How Canned Bread Became A New England Favorite
When it comes to food nostalgia, canned brown bread takes the cake — at least in New England. For many of us, it was a staple on the Saturday night dinner table, right alongside Boston baked beans, and grilled hot dogs. While naysayers may scoff at the very mention of canned bread, those of us in the know remember slathering fresh butter onto warm slices of the rich molasses bread (sometimes it was speckled with raisins) and letting it melt just enough to be drippy but not messy, before taking the first bite that inevitably transported us to culinary nirvana.

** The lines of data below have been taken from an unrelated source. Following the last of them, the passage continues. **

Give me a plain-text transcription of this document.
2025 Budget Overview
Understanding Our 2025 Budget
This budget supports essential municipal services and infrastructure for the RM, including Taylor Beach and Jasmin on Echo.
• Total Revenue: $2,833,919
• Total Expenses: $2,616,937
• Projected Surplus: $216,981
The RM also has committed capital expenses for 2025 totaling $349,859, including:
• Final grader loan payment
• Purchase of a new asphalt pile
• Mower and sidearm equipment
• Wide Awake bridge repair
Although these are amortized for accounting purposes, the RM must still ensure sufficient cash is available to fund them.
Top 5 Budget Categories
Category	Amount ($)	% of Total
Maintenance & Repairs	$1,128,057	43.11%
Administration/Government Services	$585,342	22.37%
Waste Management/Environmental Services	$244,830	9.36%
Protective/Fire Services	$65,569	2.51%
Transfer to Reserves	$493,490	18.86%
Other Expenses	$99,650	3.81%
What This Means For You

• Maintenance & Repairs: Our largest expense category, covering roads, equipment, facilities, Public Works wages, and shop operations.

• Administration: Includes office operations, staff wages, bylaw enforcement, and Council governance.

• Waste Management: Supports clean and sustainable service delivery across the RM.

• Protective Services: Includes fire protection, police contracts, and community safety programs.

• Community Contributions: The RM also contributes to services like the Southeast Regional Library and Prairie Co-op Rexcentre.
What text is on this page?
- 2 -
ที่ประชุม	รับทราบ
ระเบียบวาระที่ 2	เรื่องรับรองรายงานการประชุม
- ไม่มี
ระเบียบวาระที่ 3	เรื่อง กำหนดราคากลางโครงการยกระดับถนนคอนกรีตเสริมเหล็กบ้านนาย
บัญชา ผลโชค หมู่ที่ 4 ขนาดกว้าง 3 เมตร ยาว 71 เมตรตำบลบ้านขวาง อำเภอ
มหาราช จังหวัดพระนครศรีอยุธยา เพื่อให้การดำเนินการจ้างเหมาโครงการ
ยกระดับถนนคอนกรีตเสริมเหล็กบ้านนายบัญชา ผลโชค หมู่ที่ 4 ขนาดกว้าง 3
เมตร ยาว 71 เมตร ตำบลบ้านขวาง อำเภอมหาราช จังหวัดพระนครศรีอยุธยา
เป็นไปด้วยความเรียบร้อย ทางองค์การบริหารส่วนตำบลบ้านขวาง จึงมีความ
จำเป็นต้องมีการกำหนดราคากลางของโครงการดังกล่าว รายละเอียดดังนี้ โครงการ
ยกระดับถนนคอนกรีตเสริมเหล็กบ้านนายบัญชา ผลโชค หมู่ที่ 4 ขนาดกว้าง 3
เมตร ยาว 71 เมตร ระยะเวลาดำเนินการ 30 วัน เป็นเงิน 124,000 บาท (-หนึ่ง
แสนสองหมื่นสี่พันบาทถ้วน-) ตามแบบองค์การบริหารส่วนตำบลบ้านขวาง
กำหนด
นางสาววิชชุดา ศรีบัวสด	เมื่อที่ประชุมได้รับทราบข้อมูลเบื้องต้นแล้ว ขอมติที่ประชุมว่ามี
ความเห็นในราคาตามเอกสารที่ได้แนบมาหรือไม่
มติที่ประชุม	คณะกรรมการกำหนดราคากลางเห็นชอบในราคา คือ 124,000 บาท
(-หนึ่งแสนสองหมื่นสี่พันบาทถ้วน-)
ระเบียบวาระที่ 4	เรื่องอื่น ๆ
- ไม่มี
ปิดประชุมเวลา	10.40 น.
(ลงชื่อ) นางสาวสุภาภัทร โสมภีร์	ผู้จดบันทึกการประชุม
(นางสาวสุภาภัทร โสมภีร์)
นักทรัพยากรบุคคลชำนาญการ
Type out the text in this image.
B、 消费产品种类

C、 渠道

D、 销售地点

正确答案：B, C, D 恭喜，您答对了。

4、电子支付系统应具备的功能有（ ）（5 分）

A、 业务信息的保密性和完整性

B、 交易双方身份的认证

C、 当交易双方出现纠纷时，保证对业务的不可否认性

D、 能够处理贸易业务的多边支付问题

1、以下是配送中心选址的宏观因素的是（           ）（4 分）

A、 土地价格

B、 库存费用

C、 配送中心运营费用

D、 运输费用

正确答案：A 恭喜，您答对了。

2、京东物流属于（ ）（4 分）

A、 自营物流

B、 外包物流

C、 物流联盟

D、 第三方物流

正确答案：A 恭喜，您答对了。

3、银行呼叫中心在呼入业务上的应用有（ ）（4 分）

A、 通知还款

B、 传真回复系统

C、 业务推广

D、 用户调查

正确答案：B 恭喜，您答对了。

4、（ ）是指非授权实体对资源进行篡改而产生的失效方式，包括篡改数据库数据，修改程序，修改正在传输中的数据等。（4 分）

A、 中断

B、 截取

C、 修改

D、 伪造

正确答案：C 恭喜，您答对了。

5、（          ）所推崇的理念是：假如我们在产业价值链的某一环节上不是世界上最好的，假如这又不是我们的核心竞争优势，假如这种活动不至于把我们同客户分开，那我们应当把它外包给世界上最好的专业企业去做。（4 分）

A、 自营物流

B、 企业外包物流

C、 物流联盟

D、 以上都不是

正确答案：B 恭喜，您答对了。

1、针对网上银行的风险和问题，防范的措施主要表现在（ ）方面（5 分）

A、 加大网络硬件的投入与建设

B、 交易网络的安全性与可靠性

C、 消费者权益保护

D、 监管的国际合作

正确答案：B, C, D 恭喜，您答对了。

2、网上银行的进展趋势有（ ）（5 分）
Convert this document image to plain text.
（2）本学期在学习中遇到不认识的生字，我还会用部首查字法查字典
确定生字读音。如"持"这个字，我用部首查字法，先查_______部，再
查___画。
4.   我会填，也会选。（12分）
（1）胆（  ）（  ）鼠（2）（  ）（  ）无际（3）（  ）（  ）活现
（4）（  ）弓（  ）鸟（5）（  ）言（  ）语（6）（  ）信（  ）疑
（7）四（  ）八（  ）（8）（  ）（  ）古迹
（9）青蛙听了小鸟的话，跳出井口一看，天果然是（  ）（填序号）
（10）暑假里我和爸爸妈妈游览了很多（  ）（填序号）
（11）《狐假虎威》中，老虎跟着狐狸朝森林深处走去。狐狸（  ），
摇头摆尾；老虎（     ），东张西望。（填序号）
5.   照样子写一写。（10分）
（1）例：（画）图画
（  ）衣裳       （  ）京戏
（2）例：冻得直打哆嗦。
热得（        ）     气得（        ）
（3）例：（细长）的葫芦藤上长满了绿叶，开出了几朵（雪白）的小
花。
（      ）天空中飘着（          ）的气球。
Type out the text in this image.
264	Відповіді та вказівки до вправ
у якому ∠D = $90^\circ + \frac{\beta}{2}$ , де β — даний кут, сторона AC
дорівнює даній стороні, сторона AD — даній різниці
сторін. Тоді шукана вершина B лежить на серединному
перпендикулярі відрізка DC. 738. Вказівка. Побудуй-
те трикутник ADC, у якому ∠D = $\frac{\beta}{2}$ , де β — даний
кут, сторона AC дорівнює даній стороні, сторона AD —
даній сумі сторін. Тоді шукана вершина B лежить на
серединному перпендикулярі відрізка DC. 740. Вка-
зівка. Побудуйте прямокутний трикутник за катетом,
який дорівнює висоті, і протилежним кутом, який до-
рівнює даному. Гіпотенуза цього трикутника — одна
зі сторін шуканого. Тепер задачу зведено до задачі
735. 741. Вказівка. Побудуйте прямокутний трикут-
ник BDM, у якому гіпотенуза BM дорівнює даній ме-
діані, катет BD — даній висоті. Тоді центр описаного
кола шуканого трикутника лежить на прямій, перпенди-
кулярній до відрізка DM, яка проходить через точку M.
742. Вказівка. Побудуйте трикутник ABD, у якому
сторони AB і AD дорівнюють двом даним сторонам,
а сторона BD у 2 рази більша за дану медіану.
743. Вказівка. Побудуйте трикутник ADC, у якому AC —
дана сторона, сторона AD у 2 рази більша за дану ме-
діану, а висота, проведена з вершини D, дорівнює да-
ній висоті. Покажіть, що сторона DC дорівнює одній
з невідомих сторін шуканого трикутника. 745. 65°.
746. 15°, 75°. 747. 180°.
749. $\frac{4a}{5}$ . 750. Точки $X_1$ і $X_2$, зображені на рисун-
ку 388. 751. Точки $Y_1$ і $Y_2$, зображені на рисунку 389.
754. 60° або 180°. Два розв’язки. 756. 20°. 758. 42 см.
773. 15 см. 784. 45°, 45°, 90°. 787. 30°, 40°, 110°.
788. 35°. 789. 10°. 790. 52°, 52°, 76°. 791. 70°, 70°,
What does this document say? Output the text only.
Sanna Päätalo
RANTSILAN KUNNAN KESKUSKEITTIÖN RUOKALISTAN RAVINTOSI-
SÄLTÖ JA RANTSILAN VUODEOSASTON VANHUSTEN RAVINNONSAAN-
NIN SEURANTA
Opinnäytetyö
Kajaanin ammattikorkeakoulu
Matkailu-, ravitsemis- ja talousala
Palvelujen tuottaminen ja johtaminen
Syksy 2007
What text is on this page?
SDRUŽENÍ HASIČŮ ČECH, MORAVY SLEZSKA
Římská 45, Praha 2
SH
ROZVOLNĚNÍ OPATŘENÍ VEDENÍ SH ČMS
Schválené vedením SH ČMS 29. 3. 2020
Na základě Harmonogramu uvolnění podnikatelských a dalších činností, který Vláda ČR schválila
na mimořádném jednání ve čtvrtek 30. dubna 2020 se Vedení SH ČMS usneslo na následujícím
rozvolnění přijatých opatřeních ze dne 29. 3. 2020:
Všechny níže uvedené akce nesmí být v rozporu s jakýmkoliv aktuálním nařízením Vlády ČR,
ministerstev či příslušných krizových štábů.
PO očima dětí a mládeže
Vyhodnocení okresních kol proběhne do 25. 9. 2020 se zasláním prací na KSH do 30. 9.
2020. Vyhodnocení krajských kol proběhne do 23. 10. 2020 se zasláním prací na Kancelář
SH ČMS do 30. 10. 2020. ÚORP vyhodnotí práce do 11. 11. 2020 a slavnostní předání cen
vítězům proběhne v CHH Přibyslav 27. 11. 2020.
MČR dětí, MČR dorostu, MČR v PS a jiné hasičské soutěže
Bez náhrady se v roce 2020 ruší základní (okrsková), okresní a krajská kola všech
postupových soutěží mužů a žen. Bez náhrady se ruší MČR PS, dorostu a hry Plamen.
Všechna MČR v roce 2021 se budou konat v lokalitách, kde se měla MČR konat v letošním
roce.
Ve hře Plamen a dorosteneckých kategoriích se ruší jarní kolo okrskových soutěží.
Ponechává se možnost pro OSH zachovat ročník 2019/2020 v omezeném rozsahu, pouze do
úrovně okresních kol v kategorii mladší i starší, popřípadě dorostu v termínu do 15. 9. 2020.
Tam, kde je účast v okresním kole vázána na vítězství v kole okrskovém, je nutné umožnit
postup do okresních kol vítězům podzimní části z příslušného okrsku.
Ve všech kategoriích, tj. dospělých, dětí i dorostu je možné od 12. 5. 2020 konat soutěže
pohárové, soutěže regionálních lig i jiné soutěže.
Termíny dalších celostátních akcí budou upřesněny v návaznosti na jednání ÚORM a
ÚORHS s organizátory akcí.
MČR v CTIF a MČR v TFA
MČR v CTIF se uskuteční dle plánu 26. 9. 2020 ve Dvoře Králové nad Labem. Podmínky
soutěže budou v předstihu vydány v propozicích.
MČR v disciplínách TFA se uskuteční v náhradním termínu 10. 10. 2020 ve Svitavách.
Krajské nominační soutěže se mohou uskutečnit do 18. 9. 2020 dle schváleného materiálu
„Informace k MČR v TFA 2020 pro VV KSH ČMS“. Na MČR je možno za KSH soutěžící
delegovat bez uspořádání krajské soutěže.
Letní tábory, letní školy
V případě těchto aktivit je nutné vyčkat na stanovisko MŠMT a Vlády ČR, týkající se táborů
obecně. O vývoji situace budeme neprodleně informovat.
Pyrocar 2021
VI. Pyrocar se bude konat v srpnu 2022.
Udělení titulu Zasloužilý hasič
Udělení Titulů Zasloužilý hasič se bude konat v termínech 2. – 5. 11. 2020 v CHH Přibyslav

Little did we know then, but the canned brown bread so central to our Saturday night suppers was rooted in Colonial tradition. Long before it became a beloved canned specialty lining the shelves of 20th-century grocery stores, New England-style brown bread was the poor man's alternative to wheat bread, derived from third bread (a traditional loaf made using equal parts of wheat, rye, and cornmeal). Fast forward a couple hundred years to Portland, Maine where food purveyor B&M (named after its founders George Burnham and Charles Morrill) decided to add a new item to its product roster. The company introduced canned New England brown bread in 1927.
The bread inside the can
The modern-day evolution of brown bread began in the 17th century when European immigrants who settled in the northeastern quadrant of the United States realized the region was unsuitable for growing wheat and importing wheat from Europe was just too expensive. So, they made do with alternate grains to make other varieties of flour. Wheat may have been scarce, but corn flourished in the New England climate, as did rye. So, the settlers pivoted, making bread using a blend of cornmeal and rye flour.
Wheat eventually made its way back into the mix when the opening of the Erie Canal expedited trade between the Northeast and the Great Plains, where wheat crops thrived. Molasses, a low-cost sweetener compared to sugar, became a standard ingredient in the mid-18th century. The result was a dark, dense, moist, almost cakelike bread with a texture similar to a traditional British steamed pudding. The similarity is not a coincidence. Long before it became a canned convenience food lining the shelves of 20th-century grocery stores, home-cooked New England brown bread was steamed over a fire, not baked like a traditional bread. Exactly why settlers adopted the alternate cooking method is not entirely clear. One theory suggests the steaming method was initially employed by cooks who didn't have access to ovens, so cooking over an open fire was the best option.
Building on tradition
Regardless of its origins, the practice of steaming New England brown bread translated perfectly to B&M's mass-produced canned variety. By the 1920s, home cooks were routinely steaming (in the oven or stovetop) home-made brown bread, pouring the batter into empty coffee cans to cook in a hot-water bath. See the connection? Bread in a can was already a thing long before B&M decided to distribute it, so it wasn't much of a leap for New Englanders who grew up eating home-cooked brown bread to opt for the convenience of the canned variety. And it was even less of a stretch to incorporate it into a meal plan that included baked beans. After all, B&M's already well-known brand was right there on the same shelf.
How did the hot dogs get into the mix? We're not sure, but it's reasonable to posit that canned brown bread was an easy addition to another long-established New England supper: franks 'n' beans. We'd be remiss if we didn't mention that canned brown bread is absolutely delicious on its own. But first, you have to get to it.
The best way to remove the bread from the can is to open both ends and push it through from one side to the other. It's similar to opening a can of jellied cranberry sauce. Some fans simply slice and eat, but we think it's even better served warm with butter or a schmear of cream cheese. Feeling adventurous? Try making your own – maybe even in a rice cooker.